Author + information
- Shinji Tayama1
Patient initials or identifier number
Relevant clinical history and physical exam
A Case was an 80 years-old woman, has a history of high blood pressure and permanent atrial fibrillation. She had a history of heart failure with preserved left ventricle function and early re-occlusion 4 weeks after first EVT for right CFA.
Relevant test results prior to catheterization
She had a complaint of intermittent claudication of right lower limb. The ABI has recognized a decrease in the right side, 0.64/1.00. The duplex and MRA revealed chronic obstructive lesions of 4 cm at the right common femoral artery. The target lesions were fibrous mainly and less calcified.
Relevant catheterization findings
DSA image of right external iliac artery and proximal superficial femoral artery was obtained. CFA occluded for four cm, and its CTO end was bifurcation of deep and superficial femoral artery.

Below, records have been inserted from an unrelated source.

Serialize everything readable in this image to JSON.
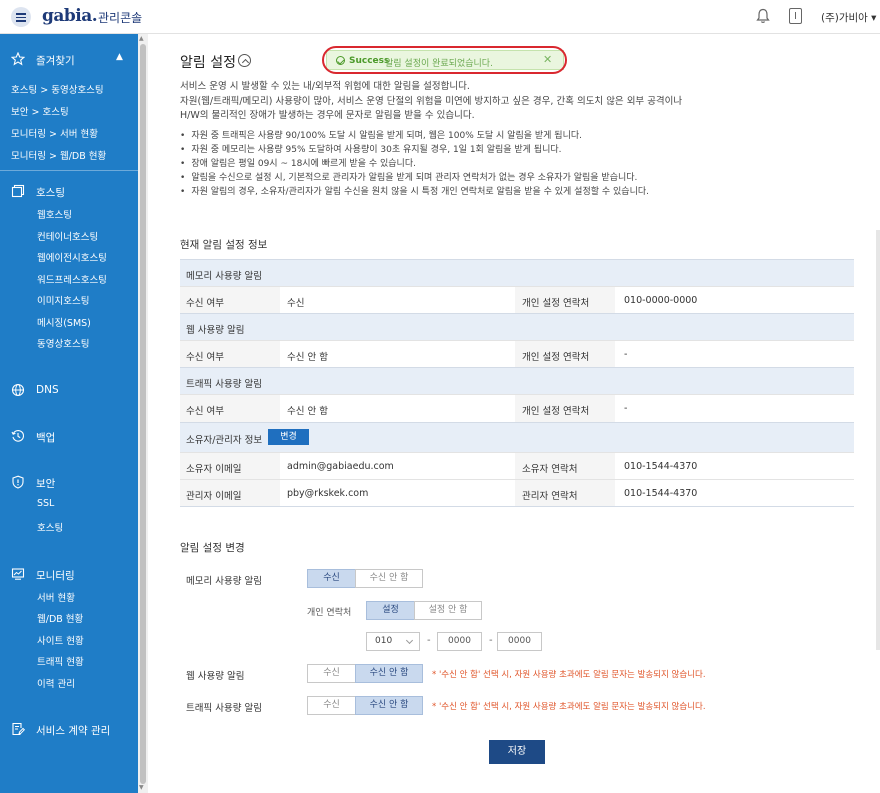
{
  "header": {
    "logo": "gabia.",
    "app_title": "관리콘솔",
    "user": "(주)가비아 ▾"
  },
  "sidebar": {
    "favorites_label": "즐겨찾기",
    "favorite_links": [
      "호스팅 > 동영상호스팅",
      "보안 > 호스팅",
      "모니터링 > 서버 현황",
      "모니터링 > 웹/DB 현황"
    ],
    "hosting": {
      "label": "호스팅",
      "items": [
        "웹호스팅",
        "컨테이너호스팅",
        "웹에이전시호스팅",
        "워드프레스호스팅",
        "이미지호스팅",
        "메시징(SMS)",
        "동영상호스팅"
      ]
    },
    "dns_label": "DNS",
    "backup_label": "백업",
    "security": {
      "label": "보안",
      "items": [
        "SSL",
        "호스팅"
      ]
    },
    "monitoring": {
      "label": "모니터링",
      "items": [
        "서버 현황",
        "웹/DB 현황",
        "사이트 현황",
        "트래픽 현황",
        "이력 관리"
      ]
    },
    "contract_label": "서비스 계약 관리"
  },
  "page": {
    "title": "알림 설정",
    "toast": {
      "strong": "Success",
      "message": "알림 설정이 완료되었습니다."
    },
    "description": [
      "서비스 운영 시 발생할 수 있는 내/외부적 위험에 대한 알림을 설정합니다.",
      "자원(웹/트래픽/메모리) 사용량이 많아, 서비스 운영 단절의 위험을 미연에 방지하고 싶은 경우, 간혹 의도치 않은 외부 공격이나",
      "H/W의 물리적인 장애가 발생하는 경우에 문자로 알림을 받을 수 있습니다."
    ],
    "bullets": [
      "자원 중 트래픽은 사용량 90/100% 도달 시 알림을 받게 되며, 웹은 100% 도달 시 알림을 받게 됩니다.",
      "자원 중 메모리는 사용량 95% 도달하여 사용량이 30초 유지될 경우, 1일 1회 알림을 받게 됩니다.",
      "장애 알림은 평일 09시 ~ 18시에 빠르게 받을 수 있습니다.",
      "알림을 수신으로 설정 시, 기본적으로 관리자가 알림을 받게 되며 관리자 연락처가 없는 경우 소유자가 알림을 받습니다.",
      "자원 알림의 경우, 소유자/관리자가 알림 수신을 원치 않을 시 특정 개인 연락처로 알림을 받을 수 있게 설정할 수 있습니다."
    ]
  },
  "info": {
    "section_title": "현재 알림 설정 정보",
    "memory": {
      "header": "메모리 사용량 알림",
      "receive_label": "수신 여부",
      "receive_value": "수신",
      "contact_label": "개인 설정 연락처",
      "contact_value": "010-0000-0000"
    },
    "web": {
      "header": "웹 사용량 알림",
      "receive_label": "수신 여부",
      "receive_value": "수신 안 함",
      "contact_label": "개인 설정 연락처",
      "contact_value": "-"
    },
    "traffic": {
      "header": "트래픽 사용량 알림",
      "receive_label": "수신 여부",
      "receive_value": "수신 안 함",
      "contact_label": "개인 설정 연락처",
      "contact_value": "-"
    },
    "owner": {
      "header": "소유자/관리자 정보",
      "change_button": "변경",
      "owner_email_label": "소유자 이메일",
      "owner_email": "admin@gabiaedu.com",
      "owner_phone_label": "소유자 연락처",
      "owner_phone": "010-1544-4370",
      "admin_email_label": "관리자 이메일",
      "admin_email": "pby@rkskek.com",
      "admin_phone_label": "관리자 연락처",
      "admin_phone": "010-1544-4370"
    }
  },
  "form": {
    "section_title": "알림 설정 변경",
    "memory_label": "메모리 사용량 알림",
    "web_label": "웹 사용량 알림",
    "traffic_label": "트래픽 사용량 알림",
    "receive_on": "수신",
    "receive_off": "수신 안 함",
    "personal_contact_label": "개인 연락처",
    "set_on": "설정",
    "set_off": "설정 안 함",
    "phone_prefix": "010",
    "phone_mid_placeholder": "0000",
    "phone_last_placeholder": "0000",
    "warning": "* '수신 안 함' 선택 시, 자원 사용량 초과에도 알림 문자는 발송되지 않습니다.",
    "save_button": "저장"
  },
  "colors": {
    "sidebar": "#1f7dc7",
    "primary_button": "#1e4a86",
    "toast_ring": "#d9282f",
    "warning": "#e0562b"
  }
}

I obtained left femoral artery access, then cross-over approach was adapted. Treatment initiated in combination with Gladius14 3g guide wire and 6F-55 cm Mach 1 straight guide catheter. Eagle Eye IVUS observation was done from pseudo lumen of CFA. Under the IVUS navigation, Astato XS 9-40 advanced to the CTO true lumen. Then, IVUS was switched on the Astato guide wire. Using parallel wire with Jupitor Tapered 45 guide wire and IVUS navigation, wire could pass through the true lumen of CTO. Distal CTO cap was very difficult to cross, therefore, we use the CXI2. 6F-90 cm penetration catheter. Then we use the Sterling 6.0 x 60 mm balloon, we could obtain the satisfactory result.
Treatment of chronically obstructed CFA is often difficult due to the inability to place a stent. Balloon treatment with the wire that passed the false lumen last time resulted in a blockage in 1 month. True cavity passage of the wire was essential for successful re treatment. It is a case that was effective for sure passage of the true lumen using the parallel wire with the IVUS navigation.